Zhang Xiaoshuai, Wang Lixin, Liu Hucheng, Zhang Xiaofeng, Liu Bo, Wang Yadong, Li Junyi
IEEE/ACM Trans Comput Biol Bioinform. 2023 Sep-Oct;20(5):2772-2780. doi: 10.1109/TCBB.2021.3139841. Epub 2023 Oct 9.
Protein is the main material basis of living organisms and plays crucial role in life activities. Understanding the function of protein is of great significance for new drug discovery, disease treatment and vaccine development. In recent years, with the widespread application of deep learning in bioinformatics, researchers have proposed many deep learning models to predict protein functions. However, the existing deep learning methods usually only consider protein sequences, and thus cannot effectively integrate multi-source data to annotate protein functions. In this article, we propose the Prot2GO model, which can integrate protein sequence and PPI network data to predict protein functions. We utilize an improved biased random walk algorithm to extract the features of PPI network. For sequence data, we use a convolutional neural network to obtain the local features of the sequence and a recurrent neural network to capture the long-range associations between amino acid residues in protein sequence. Moreover, Prot2GO adopts the attention mechanism to identify protein motifs and structural domains. Experiments show that Prot2GO model achieves the state-of-the-art performance on multiple metrics.
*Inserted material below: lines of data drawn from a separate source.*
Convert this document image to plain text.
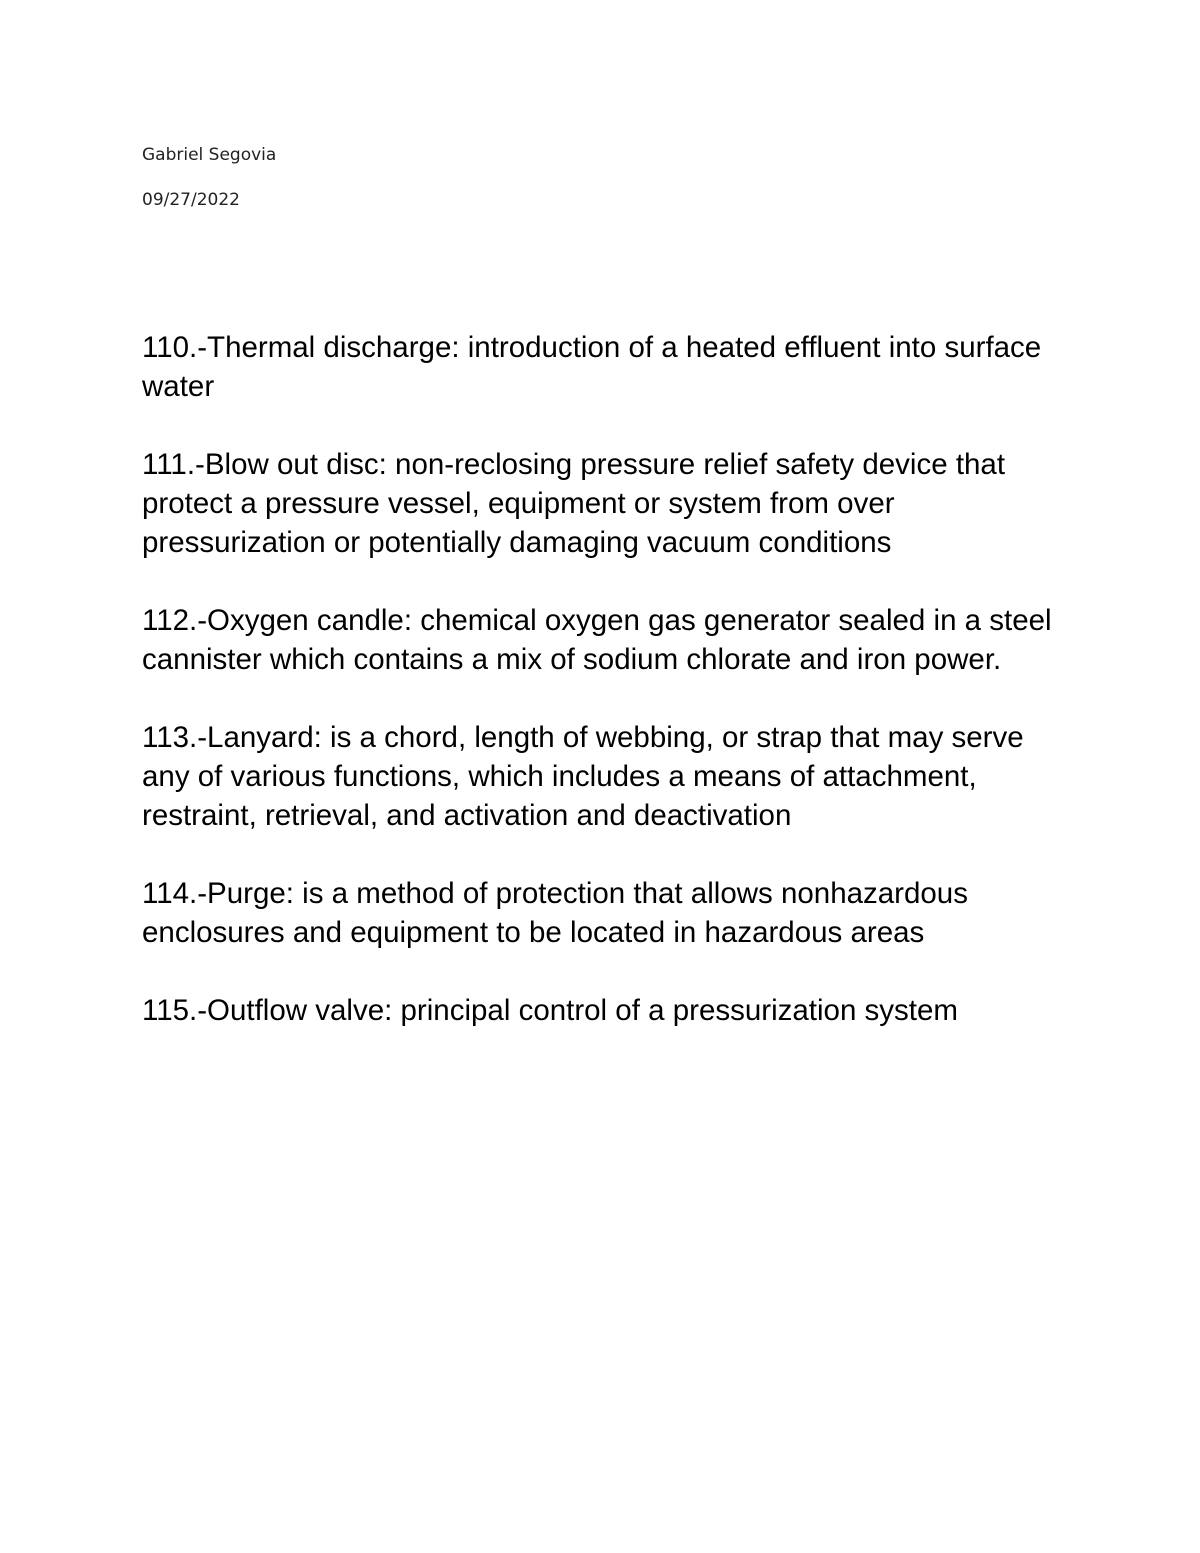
Gabriel Segovia
09/27/2022

110.-Thermal discharge: introduction of a heated effluent into surface water

111.-Blow out disc: non-reclosing pressure relief safety device that protect a pressure vessel, equipment or system from over pressurization or potentially damaging vacuum conditions

112.-Oxygen candle: chemical oxygen gas generator sealed in a steel cannister which contains a mix of sodium chlorate and iron power.

113.-Lanyard: is a chord, length of webbing, or strap that may serve any of various functions, which includes a means of attachment, restraint, retrieval, and activation and deactivation

114.-Purge: is a method of protection that allows nonhazardous enclosures and equipment to be located in hazardous areas

115.-Outflow valve: principal control of a pressurization system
蛋白质是生物体的主要物质基础,在生命活动中起着至关重要的作用。了解蛋白质的功能对于新药研发、疾病治疗和疫苗开发具有重要意义。近年来,随着深度学习在生物信息学中的广泛应用,研究人员提出了许多深度学习模型来预测蛋白质功能。然而,现有的深度学习方法通常只考虑蛋白质序列,因此无法有效地整合多源数据来注释蛋白质功能。在本文中,我们提出了Prot2GO模型,该模型可以整合蛋白质序列和蛋白质-蛋白质相互作用(PPI)网络数据来预测蛋白质功能。我们利用一种改进的有偏随机游走算法来提取PPI网络的特征。对于序列数据,我们使用卷积神经网络来获取序列的局部特征,并使用循环神经网络来捕捉蛋白质序列中氨基酸残基之间的长程关联。此外,Prot2GO采用注意力机制来识别蛋白质基序和结构域。实验表明,Prot2GO模型在多个指标上达到了当前最优的性能。